SinarPost.com, Banda Aceh – Dewan UKM Aceh Besar menilai penggunaan dana tanggung jawab sosial perusahaan (CSR) ataupun Program Kemitraan Bina Lingkungan (PKBL) BUMN yang beroperasi di Aceh selama ini belum menyentuh sektor ekonomi masyarakat termasuk sektor UMKM.
Hal tersebut disampaikan langsung Ketua Dewan UKM Aceh Besar, Farizal kepada media ini, Rabu (19/02/2020).
Menurutnya suatu perusahaan BUMN diwajibkan mengalokasikan anggaran minimal 2% untuk program tanggung jawab sosial kepada masyarakat sekitar dari total laba bersih yang didapat oleh suatu perusahaan, namun hal ini dinilainya belum dirasakan oleh masyarakat.
“Puluhan BUMN yang beroperasi di Aceh dan puluhan milyar rupiah dana CSR seharusnya dirasakan masyarakat Aceh dari program tanggung jawab sosialnya, namun patut dipertanyakan apakah dana yang besar itu disalurkan ke masyarakat keseluruhannya dalam bentuk program PKBL atau lebih banyak diselundupkan,” ungkap Farizal, mempertanyakan.
Sejauh ini, kata Farizal, ada indikasi pengelolaan hingga penerima manfaat dari dana CSR ataupun PKBL BUMN di Aceh bukanlah masyarakat tetapi malah internal perusahaan BUMN itu sendiri. “Kalaupun ada mayoritas diperuntukkan untuk kegiatan seremonial seperti ‘sponsorship’ balapan dan acara sejenisnya, sementara untuk pemberdayaan ekonomi masyarakat relatif minim,” tuturnya.
“Kami menduga penggunaan dana CSR atau PKBL selama ini lebih banyak oleh internal perusahaan BUMN itu sendiri, dipoles dengan sedikit ‘showpost’ logo melalui event dan lalu pengamanan pemerintah setempat dengan support sedikit agenda pemerintah daerah, sementara pengembangan sektor ekonomi real seperti UMKM relatif sangat minim,” sebutnya.
Farizal mencontohkan salah satu BUMN yang beroperasi di Aceh Besar seperti Angkasa Pura II, dimana masyarakat disekitar bandara banyak yang tidak tau dan tidak tersentuh program PKBL atau CSR itu.
Menurut Farizal, jika dicek secara realita banyak penggunaan CSR/PKBL di Aceh itu justeru tidak dirasakan oleh masyarakat, sehingga laporan penggunaanya patut dipertanyakan. “Kita melihat selama ini realisasinya kurang manfaatnya ke masyarakat sehingga DPR RI dan Pemerintah harus mengevaluasi hal ini,” ujarnya.

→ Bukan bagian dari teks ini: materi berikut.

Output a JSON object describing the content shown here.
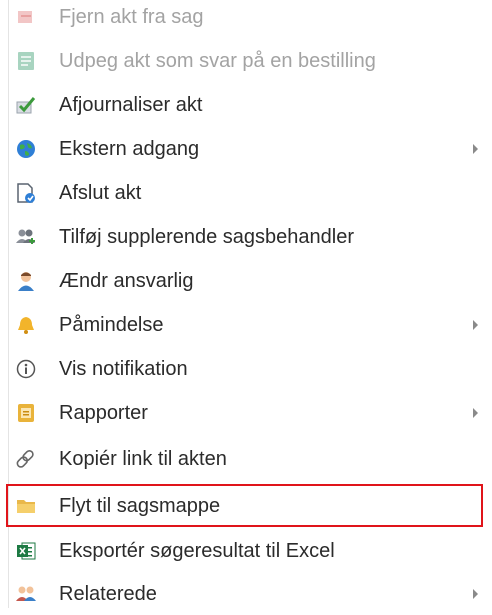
{
  "menu": {
    "items": [
      {
        "label": "Fjern akt fra sag",
        "icon": "remove-icon",
        "disabled": true
      },
      {
        "label": "Udpeg akt som svar på en bestilling",
        "icon": "answer-icon",
        "disabled": true
      },
      {
        "label": "Afjournaliser akt",
        "icon": "checkmark-doc-icon"
      },
      {
        "label": "Ekstern adgang",
        "icon": "globe-icon",
        "submenu": true
      },
      {
        "label": "Afslut akt",
        "icon": "finish-doc-icon"
      },
      {
        "label": "Tilføj supplerende sagsbehandler",
        "icon": "add-users-icon"
      },
      {
        "label": "Ændr ansvarlig",
        "icon": "user-icon"
      },
      {
        "label": "Påmindelse",
        "icon": "bell-icon",
        "submenu": true
      },
      {
        "label": "Vis notifikation",
        "icon": "info-icon"
      },
      {
        "label": "Rapporter",
        "icon": "report-icon",
        "submenu": true
      },
      {
        "label": "Kopiér link til akten",
        "icon": "link-icon"
      },
      {
        "label": "Flyt til sagsmappe",
        "icon": "folder-icon",
        "highlighted": true
      },
      {
        "label": "Eksportér søgeresultat til Excel",
        "icon": "excel-icon"
      },
      {
        "label": "Relaterede",
        "icon": "related-users-icon",
        "submenu": true
      }
    ]
  },
  "colors": {
    "highlight_border": "#e0141a",
    "disabled_text": "#a3a3a3",
    "text": "#2b2b2b"
  }
}
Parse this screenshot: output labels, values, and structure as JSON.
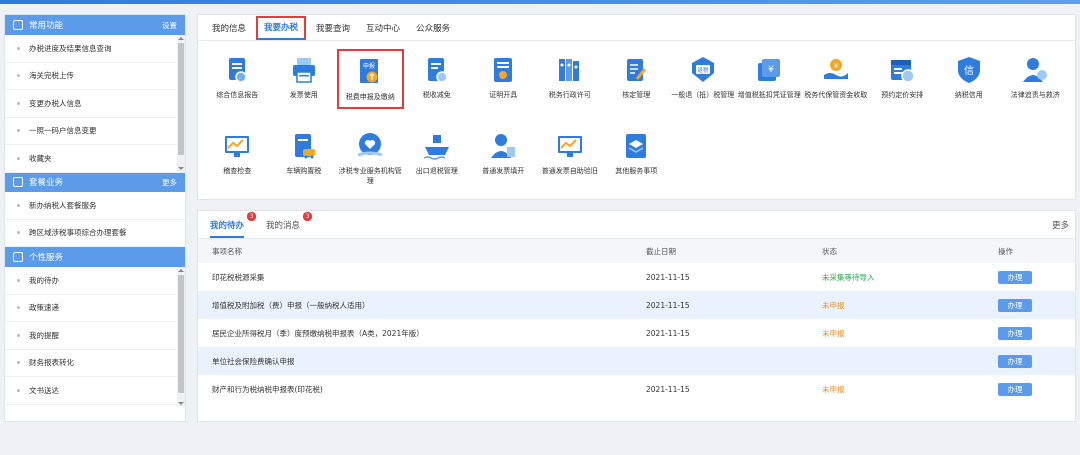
{
  "colors": {
    "primary": "#2f7cdf",
    "sidebar_header": "#5b9bea",
    "highlight_border": "#e53b3b"
  },
  "sidebar": {
    "sections": [
      {
        "title": "常用功能",
        "more": "设置",
        "icon": "bookmark-icon",
        "items": [
          "办税进度及结果信息查询",
          "海关完税上传",
          "变更办税人信息",
          "一照一码户信息变更",
          "收藏夹"
        ]
      },
      {
        "title": "套餐业务",
        "more": "更多",
        "icon": "package-icon",
        "items": [
          "新办纳税人套餐服务",
          "跨区域涉税事项综合办理套餐"
        ]
      },
      {
        "title": "个性服务",
        "more": "",
        "icon": "grid-icon",
        "items": [
          "我的待办",
          "政策速递",
          "我的提醒",
          "财务报表转化",
          "文书送达"
        ]
      }
    ]
  },
  "service_tabs": [
    "我的信息",
    "我要办税",
    "我要查询",
    "互动中心",
    "公众服务"
  ],
  "services": [
    {
      "label": "综合信息报告",
      "icon": "report-icon"
    },
    {
      "label": "发票使用",
      "icon": "printer-icon"
    },
    {
      "label": "税费申报及缴纳",
      "icon": "declare-icon",
      "icon_text": "申报"
    },
    {
      "label": "税收减免",
      "icon": "tax-reduction-icon"
    },
    {
      "label": "证明开具",
      "icon": "certificate-icon"
    },
    {
      "label": "税务行政许可",
      "icon": "binders-icon"
    },
    {
      "label": "核定管理",
      "icon": "checklist-icon"
    },
    {
      "label": "一般退（抵）税管理",
      "icon": "refund-icon",
      "icon_text": "退税"
    },
    {
      "label": "增值税抵扣凭证管理",
      "icon": "yuan-stack-icon"
    },
    {
      "label": "税务代保管资金收取",
      "icon": "hand-coin-icon"
    },
    {
      "label": "预约定价安排",
      "icon": "calendar-icon"
    },
    {
      "label": "纳税信用",
      "icon": "shield-icon",
      "icon_text": "信"
    },
    {
      "label": "法律追责与救济",
      "icon": "law-person-icon"
    },
    {
      "label": "稽查检查",
      "icon": "monitor-chart-icon"
    },
    {
      "label": "车辆购置税",
      "icon": "vehicle-doc-icon"
    },
    {
      "label": "涉税专业服务机构管理",
      "icon": "heart-hand-icon"
    },
    {
      "label": "出口退税管理",
      "icon": "ship-icon"
    },
    {
      "label": "普通发票填开",
      "icon": "invoice-person-icon"
    },
    {
      "label": "普通发票自助验旧",
      "icon": "monitor-check-icon"
    },
    {
      "label": "其他服务事项",
      "icon": "stack-icon"
    }
  ],
  "tasks": {
    "tabs": [
      {
        "label": "我的待办",
        "badge": "3"
      },
      {
        "label": "我的消息",
        "badge": "3"
      }
    ],
    "more": "更多",
    "columns": [
      "事项名称",
      "截止日期",
      "状态",
      "操作"
    ],
    "rows": [
      {
        "name": "印花税税源采集",
        "date": "2021-11-15",
        "status": "未采集等待导入",
        "status_type": "green",
        "action": "办理"
      },
      {
        "name": "增值税及附加税（费）申报（一般纳税人适用）",
        "date": "2021-11-15",
        "status": "未申报",
        "status_type": "orange",
        "action": "办理"
      },
      {
        "name": "居民企业所得税月（季）度预缴纳税申报表（A类，2021年版）",
        "date": "2021-11-15",
        "status": "未申报",
        "status_type": "orange",
        "action": "办理"
      },
      {
        "name": "单位社会保险费确认申报",
        "date": "",
        "status": "",
        "status_type": "",
        "action": "办理"
      },
      {
        "name": "财产和行为税纳税申报表(印花税)",
        "date": "2021-11-15",
        "status": "未申报",
        "status_type": "orange",
        "action": "办理"
      }
    ]
  }
}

Masih kata Farizal, langkah yang harus dilakukan oleh DPR RI Perwakilan Aceh adalah meminta laporan tahunan pendapatan suatu perusahaan BUMN dan laporan penggunaannya, lalu cek apa saja yang telah direalisasikan.
“Jika ditemukan kejanggalan maka itu harus jadi rekomendasi bagi DPR kepada pemerintah pusat agar kembali mengevaluasi keberadaan program-program CSR BUMN yang ada di Aceh,” imbuhnya.
Farizal meminta agar peruntukan hingga pengelolaan serta pemanfaatan dana CSR atau PKBL perusahaan BUMN harus melibatkan elemen sipil dan menyentuh sektor UMKM.
“Terlepas sudah dibentuk Forum CSR Aceh, tapi pemanfaatan CSR yang jumlahnya besar itu kurang dirasakan masyarakat, justeru terkesan ditutupi dari publik atau memang CSR itu hanya dana yang mayoritasnya untuk kegiatan seremonial belaka. Kami minta DPR RI dan Pemerintah pusat tegas kepada perusahaan BUMN-BUMN yang CSR nya bermasalah, ini harus betul-betul dikroscek dan dievaluasi,” pungkasnya.